BVA supports new career pathways for veterinary nurses

28 May 2019

In response to the rapid changes in the veterinary environment, the British Veterinary Association (BVA) has launched a vision for effective teamwork between vets and allied professionals today, which reiterates the value of Registered Veterinary Nurses (RVNs) and supports an expansion of their role within the vet-led team.

BVA’s vision, launched during Veterinary Nursing Awareness Month and prepared with contributions from the British Veterinary Nursing Association (BVNA), makes nine overarching recommendations on the role of RVNs. These include a renewal of its call for the veterinary nurse title to be protected in legislation and for further clarification on duties that can be delegated to RVNs under Schedule 3 of the Veterinary Surgeons Act.

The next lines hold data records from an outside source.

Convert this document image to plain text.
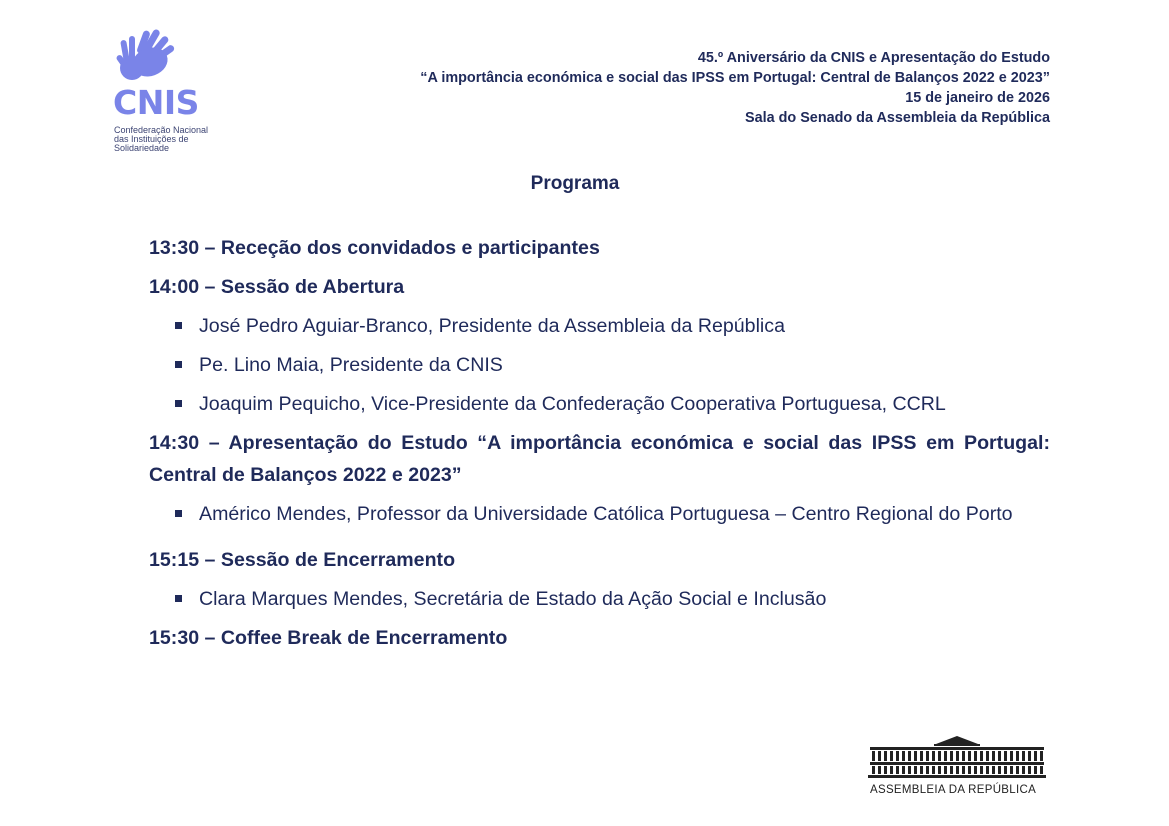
CNIS
Confederação Nacional
das Instituições de
Solidariedade
45.º Aniversário da CNIS e Apresentação do Estudo
“A importância económica e social das IPSS em Portugal: Central de Balanços 2022 e 2023”
15 de janeiro de 2026
Sala do Senado da Assembleia da República
Programa
13:30 – Receção dos convidados e participantes
14:00 – Sessão de Abertura
José Pedro Aguiar-Branco, Presidente da Assembleia da República
Pe. Lino Maia, Presidente da CNIS
Joaquim Pequicho, Vice-Presidente da Confederação Cooperativa Portuguesa, CCRL
14:30 – Apresentação do Estudo “A importância económica e social das IPSS em Portugal: Central de Balanços 2022 e 2023”
Américo Mendes, Professor da Universidade Católica Portuguesa – Centro Regional do Porto
15:15 – Sessão de Encerramento
Clara Marques Mendes, Secretária de Estado da Ação Social e Inclusão
15:30 – Coffee Break de Encerramento
ASSEMBLEIA DA REPÚBLICA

The recommendations highlight the benefits of incorporating the Suitably Qualified Person (SQP) role within RVN training for small animal, farm animal and equine practice, as well as for expanding the role of RVNs in the provision of general anaesthesia. They also call for consideration of the role of RVNs in prescribing routine flea and wormer treatments and the ongoing management of chronic cases, under veterinary supervision. Within a zoo setting, BVA recognises the potential role for RVNs in repeat dispensing of contraceptive medications, anthelmintic monitoring and treatment and administration of vaccines, after an initial veterinary assessment.

BVA’s timely recommendations recognise that the profession is operating within a rapidly changing environment, including an expansion in the range of allied professionals, concerns regarding veterinary workforce shortages, technological innovations, and changes in the expectations of pet owners, farmers, industry and other clients.

To address these changes and clarify where the responsibility for a patient sits and how it is shared between vets and allied professionals, the vet-led team position also sets out recommendations on:

  • The ‘hub and spoke’ model, with the vet at its heart, to coordinate services for clients and patients with allied professionals;
  • The regulation of allied professionals to include mandatory veterinary diagnosis and oversight and appropriate access to veterinary records as pre-requisites before treatment;
  • Consultation with the veterinary profession on any regulatory changes that may arise as a result of technological or other innovation.

British Veterinary Association President Simon Doherty said:

“Veterinary nurses are amongst the most established allied professionals working within the vet-led team and make an invaluable contribution towards successful medical and surgical outcomes for animals.

“We know that the majority of vets have confidence in the current regulation of RVNs, but we would like to see the title of ‘veterinary nurse’ protected in legislation, in the interests of animal health and welfare and to underline the confidence in the professionalism of vet nurses.

“We fully support a post-registration framework that provides clear career progression routes for vet nurses across all areas of practice, and especially promote careers in farm animal and equine practice where their training is currently inadequate.

“An effective and efficient vet-led team with clear and expanded roles for vet nurses can help deliver better animal health and welfare, improved client care, and more effective use of skills within the veterinary profession. Given the ongoing workforce shortages, a strengthened veterinary workforce also has the potential to ease recruitment and retention concerns for both vets and RVNs and offer improved wellbeing.”

BVNA Junior Vice President Jo Hinde RVN said:

“BVNA strongly supports the vet-led approach as we believe working together as a team is the best way to improve both patient and staff welfare. We are delighted to be working on this project with BVA and are using our best efforts to continue to strive to strengthen the role of the RVN.

“We have always believed the VN title needs to be protected and this is increasingly important as the veterinary profession adapts to new challenges. It is vital that owners can be confident that their pet is being looked after by well-trained and RCVS-registered staff, as well as there being more clarity surrounding Schedule 3 procedures.

“The support for the advancement of the nursing role through post-registration qualifications is a welcome development and we believe this will help enable RVNs to follow their passion for a particular subject and allow them to significantly increase their knowledge in specific areas of interest. When following the vet-led model, this would result in a strong team of individuals with in-depth knowledge that can enhance their patients’ care.”

BVA and BVNA have committed to working on a joint statement on the value of RVNs.